Les minorités dites visibles constituent un réservoir de suffrages considérable encore largement inexploité par les partis du gouvernement. Hélas, incapables de parler d’une seule voix, elles auront bien du mal à peser sur le prochain scrutin présidentiel.
Sanglée dans un tailleur noir, chignon impeccable, Calixthe Beyala se tient droite sur sa chaise. Elle qui se définit comme une intellectuelle engagée a lancé, en novembre 2011 à Lille (nord de la France), son « lobby noir », le Mouvement des Africains-Français (MAF). Pour, dit-elle, « apprendre aux Africains-Français à se réapproprier certaines valeurs », mais aussi « faire prendre conscience aux minorités qu’elles sont une puissance électorale ». Il n’existe pas en France de statistiques officielles concernant les minorités dites visibles. Mais, à en croire le Conseil représentatif des associations noires (Cran), le nombre des Français d’origine maghrébine et subsaharienne oscillerait entre 2 millions et 4 millions. Autant de voix à conquérir pour les candidats à la présidentielle, en avril et mai prochains.
Depuis une dizaine d’années, de nombreuses associations multiplient les initiatives visant à valoriser la parole noire ou maghrébine.
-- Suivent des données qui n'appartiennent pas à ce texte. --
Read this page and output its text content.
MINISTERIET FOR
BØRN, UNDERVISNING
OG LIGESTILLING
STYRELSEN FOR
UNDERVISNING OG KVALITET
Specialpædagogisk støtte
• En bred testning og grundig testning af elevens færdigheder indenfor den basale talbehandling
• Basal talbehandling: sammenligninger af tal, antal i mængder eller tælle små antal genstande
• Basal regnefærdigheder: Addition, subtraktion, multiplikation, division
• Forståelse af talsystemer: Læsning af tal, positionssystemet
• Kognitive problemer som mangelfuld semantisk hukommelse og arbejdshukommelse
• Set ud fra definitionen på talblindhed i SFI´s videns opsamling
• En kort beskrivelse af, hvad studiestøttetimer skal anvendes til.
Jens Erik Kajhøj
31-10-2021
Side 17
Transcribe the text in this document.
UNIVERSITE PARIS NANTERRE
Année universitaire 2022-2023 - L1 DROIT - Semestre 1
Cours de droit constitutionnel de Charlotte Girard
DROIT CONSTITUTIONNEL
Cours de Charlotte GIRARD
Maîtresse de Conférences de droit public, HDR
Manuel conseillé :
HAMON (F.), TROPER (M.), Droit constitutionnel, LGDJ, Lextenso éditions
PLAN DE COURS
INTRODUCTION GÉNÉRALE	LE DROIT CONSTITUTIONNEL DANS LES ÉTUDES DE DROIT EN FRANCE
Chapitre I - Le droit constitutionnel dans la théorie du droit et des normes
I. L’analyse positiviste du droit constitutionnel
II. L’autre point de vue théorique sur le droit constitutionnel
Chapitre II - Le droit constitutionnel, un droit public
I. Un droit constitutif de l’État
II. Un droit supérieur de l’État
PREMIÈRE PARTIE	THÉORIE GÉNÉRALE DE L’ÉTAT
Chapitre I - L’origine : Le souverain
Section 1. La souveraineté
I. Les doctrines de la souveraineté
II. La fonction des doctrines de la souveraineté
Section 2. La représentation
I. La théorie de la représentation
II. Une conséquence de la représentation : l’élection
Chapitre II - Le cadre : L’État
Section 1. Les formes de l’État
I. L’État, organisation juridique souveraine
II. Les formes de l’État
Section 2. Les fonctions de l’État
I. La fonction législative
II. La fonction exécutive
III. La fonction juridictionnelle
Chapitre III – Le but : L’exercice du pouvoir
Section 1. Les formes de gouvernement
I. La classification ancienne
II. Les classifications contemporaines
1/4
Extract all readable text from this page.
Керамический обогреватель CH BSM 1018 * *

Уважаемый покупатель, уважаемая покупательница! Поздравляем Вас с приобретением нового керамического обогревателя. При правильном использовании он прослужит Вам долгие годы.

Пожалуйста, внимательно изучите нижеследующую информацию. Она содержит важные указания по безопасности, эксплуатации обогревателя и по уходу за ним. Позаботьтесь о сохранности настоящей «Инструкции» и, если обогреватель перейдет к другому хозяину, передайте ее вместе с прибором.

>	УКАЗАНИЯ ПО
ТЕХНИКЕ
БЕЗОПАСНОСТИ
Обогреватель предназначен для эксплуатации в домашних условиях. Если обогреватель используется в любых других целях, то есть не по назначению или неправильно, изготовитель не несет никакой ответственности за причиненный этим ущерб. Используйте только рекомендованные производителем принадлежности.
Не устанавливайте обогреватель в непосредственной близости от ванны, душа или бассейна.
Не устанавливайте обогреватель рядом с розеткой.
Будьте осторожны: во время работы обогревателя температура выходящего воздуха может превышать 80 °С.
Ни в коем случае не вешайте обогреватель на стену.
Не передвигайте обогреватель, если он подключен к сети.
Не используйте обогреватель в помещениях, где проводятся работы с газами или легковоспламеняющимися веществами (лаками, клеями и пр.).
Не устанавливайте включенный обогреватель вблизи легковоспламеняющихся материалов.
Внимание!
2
Citons le Conseil représentatif des Africains-Français de France (créé en 1996), le Collectif Égalité (1998), le Cran (2005), Africagora (1999) ou le Club Efficience (2008). « À la différence d’autres réseaux, nous ne sommes pas un mouvement de réaction prompt à porter plainte sous n’importe quel prétexte, justifie Beyala. Nous sommes un mouvement de réflexion et de construction. » Déjà, lors de la présidentielle de 2007, la romancière était aux avant-postes avec son Club Élite, aujourd’hui disparu. Avec le MAF, son objectif demeure inchangé : peser sur le scrutin en mobilisant toutes les forces sur le terrain. Moins de trois mois après sa création, le MAF, qui annonce l’ouverture de bureaux à Londres et à Hambourg, revendique 10 000 adhérents et 4 millions d’électeurs potentiels. Cadres supérieurs ou éboueurs, Marocains ou Gabonais, tous ont leur place au sein du mouvement, estime sa présidente, « parce que, dans notre société, ce sont les plus vulnérables ».
Élitisme
Sauf que, sur le terrain, les minorités visibles ont le plus grand mal à s’unir et à parler d’une seule voix. Différences culturelles ou historiques alimentent les divergences de points de vue entre, par exemple, ultramarins et Français d’origine subsaharienne. « La République est plus ou moins parvenue à gommer chez les premiers la conscience d’appartenir à la communauté noire, analyse Elikia M’Bokolo, historien et chercheur à l’École des hautes études en sciences sociales. Elle a persuadé les habitants des DOM-TOM qu’ils n’avaient rien à voir avec les Français d’origine subsaharienne, ce qui a aussi contribué à éloigner les deux groupes. » Le MAF coexiste ainsi avec le Club Efficience, un collectif de cadres supérieurs d’origine subsaharienne, le Collectifdom, qui réunit essentiellement des ultramarins, le Conseil représentatif des associations noires et quelques autres, alors qu’ensemble ils seraient à la fois plus forts, plus audibles et… plus visibles.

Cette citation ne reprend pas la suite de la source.